Die Kapsel mit den Astronauten marschierte selbstbewusst zur Erdoberfläche, doch die Freude über die glückliche Erlösung wurde plötzlich von einer Alarmattacke überschattet - die Messwerte des Navigationssystems zeigten deutlich an, dass das Schiff in der Altai-Region abstieg. Der Landeplatz liegt nahe der Grenze zu China!

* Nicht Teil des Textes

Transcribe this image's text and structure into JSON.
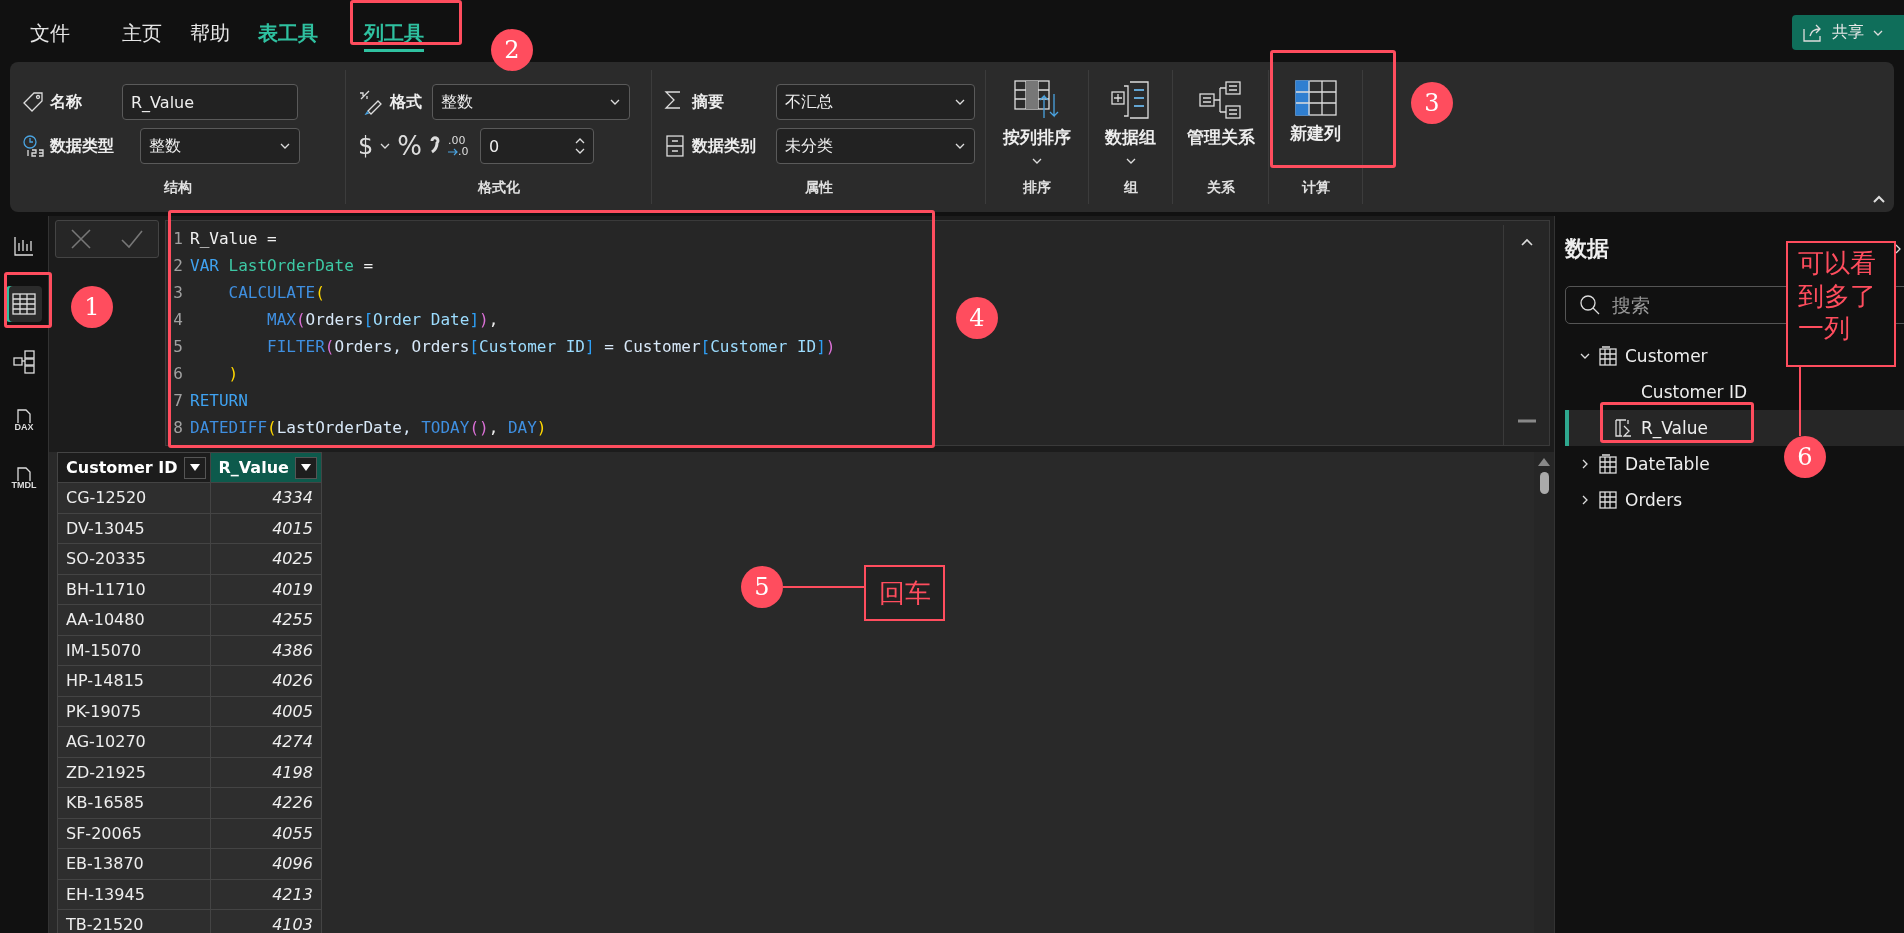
{
  "menu_tabs": [
    {
      "label": "文件",
      "kind": "plain",
      "selected": false
    },
    {
      "label": "主页",
      "kind": "plain",
      "selected": false
    },
    {
      "label": "帮助",
      "kind": "plain",
      "selected": false
    },
    {
      "label": "表工具",
      "kind": "context",
      "selected": false
    },
    {
      "label": "列工具",
      "kind": "context",
      "selected": true
    }
  ],
  "share_button": {
    "label": "共享"
  },
  "ribbon": {
    "structure": {
      "name_label": "名称",
      "name_value": "R_Value",
      "type_label": "数据类型",
      "type_value": "整数",
      "caption": "结构"
    },
    "format": {
      "format_label": "格式",
      "format_value": "整数",
      "currency": "$",
      "percent": "%",
      "decimals_from": ".00",
      "decimals_to": ".0",
      "decimals_value": "0",
      "caption": "格式化"
    },
    "properties": {
      "summary_label": "摘要",
      "summary_value": "不汇总",
      "category_label": "数据类别",
      "category_value": "未分类",
      "caption": "属性"
    },
    "big_buttons": [
      {
        "label": "按列排序",
        "kind": "sort",
        "dropdown": true,
        "caption": "排序"
      },
      {
        "label": "数据组",
        "kind": "group",
        "dropdown": true,
        "caption": "组"
      },
      {
        "label": "管理关系",
        "kind": "relations",
        "dropdown": false,
        "caption": "关系"
      },
      {
        "label": "新建列",
        "kind": "newcolumn",
        "dropdown": false,
        "caption": "计算"
      }
    ]
  },
  "view_rail": [
    {
      "kind": "report",
      "selected": false
    },
    {
      "kind": "table",
      "selected": true
    },
    {
      "kind": "model",
      "selected": false
    },
    {
      "kind": "dax",
      "label": "DAX",
      "selected": false
    },
    {
      "kind": "tmdl",
      "label": "TMDL",
      "selected": false
    }
  ],
  "formula_lines": [
    {
      "number": "1",
      "tokens": [
        {
          "text": "R_Value =",
          "color": "#f0f0f0"
        }
      ]
    },
    {
      "number": "2",
      "tokens": [
        {
          "text": "VAR",
          "color": "#3fa2f0"
        },
        {
          "text": " LastOrderDate",
          "color": "#3dc9a5"
        },
        {
          "text": " =",
          "color": "#f0f0f0"
        }
      ]
    },
    {
      "number": "3",
      "tokens": [
        {
          "text": "    CALCULATE",
          "color": "#3f8fe0"
        },
        {
          "text": "(",
          "color": "#ffd700"
        }
      ]
    },
    {
      "number": "4",
      "tokens": [
        {
          "text": "        MAX",
          "color": "#3f8fe0"
        },
        {
          "text": "(",
          "color": "#da70d6"
        },
        {
          "text": "Orders",
          "color": "#d8e8f8"
        },
        {
          "text": "[",
          "color": "#2e9ff5"
        },
        {
          "text": "Order Date",
          "color": "#9cdcfe"
        },
        {
          "text": "]",
          "color": "#2e9ff5"
        },
        {
          "text": ")",
          "color": "#da70d6"
        },
        {
          "text": ",",
          "color": "#f0f0f0"
        }
      ]
    },
    {
      "number": "5",
      "tokens": [
        {
          "text": "        FILTER",
          "color": "#3f8fe0"
        },
        {
          "text": "(",
          "color": "#da70d6"
        },
        {
          "text": "Orders, Orders",
          "color": "#d8e8f8"
        },
        {
          "text": "[",
          "color": "#2e9ff5"
        },
        {
          "text": "Customer ID",
          "color": "#9cdcfe"
        },
        {
          "text": "]",
          "color": "#2e9ff5"
        },
        {
          "text": " = Customer",
          "color": "#d8e8f8"
        },
        {
          "text": "[",
          "color": "#2e9ff5"
        },
        {
          "text": "Customer ID",
          "color": "#9cdcfe"
        },
        {
          "text": "]",
          "color": "#2e9ff5"
        },
        {
          "text": ")",
          "color": "#da70d6"
        }
      ]
    },
    {
      "number": "6",
      "tokens": [
        {
          "text": "    )",
          "color": "#ffd700"
        }
      ]
    },
    {
      "number": "7",
      "tokens": [
        {
          "text": "RETURN",
          "color": "#3fa2f0"
        }
      ]
    },
    {
      "number": "8",
      "tokens": [
        {
          "text": "DATEDIFF",
          "color": "#3f8fe0"
        },
        {
          "text": "(",
          "color": "#ffd700"
        },
        {
          "text": "LastOrderDate, ",
          "color": "#d8e8f8"
        },
        {
          "text": "TODAY",
          "color": "#3f8fe0"
        },
        {
          "text": "()",
          "color": "#da70d6"
        },
        {
          "text": ", ",
          "color": "#f0f0f0"
        },
        {
          "text": "DAY",
          "color": "#3f8fe0"
        },
        {
          "text": ")",
          "color": "#ffd700"
        }
      ]
    }
  ],
  "table": {
    "columns": [
      {
        "label": "Customer ID",
        "selected": false
      },
      {
        "label": "R_Value",
        "selected": true
      }
    ],
    "rows": [
      [
        "CG-12520",
        "4334"
      ],
      [
        "DV-13045",
        "4015"
      ],
      [
        "SO-20335",
        "4025"
      ],
      [
        "BH-11710",
        "4019"
      ],
      [
        "AA-10480",
        "4255"
      ],
      [
        "IM-15070",
        "4386"
      ],
      [
        "HP-14815",
        "4026"
      ],
      [
        "PK-19075",
        "4005"
      ],
      [
        "AG-10270",
        "4274"
      ],
      [
        "ZD-21925",
        "4198"
      ],
      [
        "KB-16585",
        "4226"
      ],
      [
        "SF-20065",
        "4055"
      ],
      [
        "EB-13870",
        "4096"
      ],
      [
        "EH-13945",
        "4213"
      ],
      [
        "TB-21520",
        "4103"
      ]
    ]
  },
  "data_pane": {
    "title": "数据",
    "search": {
      "placeholder": "搜索"
    },
    "tree": [
      {
        "label": "Customer",
        "kind": "calc_table",
        "expanded": true,
        "children": [
          {
            "label": "Customer ID",
            "kind": "column",
            "selected": false
          },
          {
            "label": "R_Value",
            "kind": "calc_column",
            "selected": true
          }
        ]
      },
      {
        "label": "DateTable",
        "kind": "calc_table",
        "expanded": false
      },
      {
        "label": "Orders",
        "kind": "table",
        "expanded": false
      }
    ]
  },
  "annotations": {
    "badges": [
      "1",
      "2",
      "3",
      "4",
      "5",
      "6"
    ],
    "notes": [
      {
        "text": "回车"
      },
      {
        "text": "可以看到多了一列"
      }
    ]
  }
}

Oder jenseits der sowjetisch-chinesischen Grenze?
- Vasya, wo ist deine Pistole?
- "Makarov" in einem Container, zusammen mit anderer Spezialausrüstung.
- Unmittelbar nach der Landung müssen wir das geheime Tagebuch mit dem Expeditionsprogramm verbrennen …
Während der Aktionsplan besprochen wurde, feuerten die sanft landenden Triebwerke - das Abstiegsfahrzeug berührte das Firmament der Erde … und rollte sofort. Mit einer solchen Wendung hatte offensichtlich niemand gerechnet: Die Raumkapsel "landete" auf einem steilen Berghang! Anschließend werden Makarov und Lazarev verstehen, wie nahe sie damals dem Tod waren. Nur durch einen glücklichen Zufall schossen die Kosmonauten den Fallschirm nicht sofort nach der Landung ab: Infolgedessen hielt die Kuppel an verkümmerten Bäumen fest und stoppte das Abstiegsfahrzeug 150 Meter von der Klippe entfernt.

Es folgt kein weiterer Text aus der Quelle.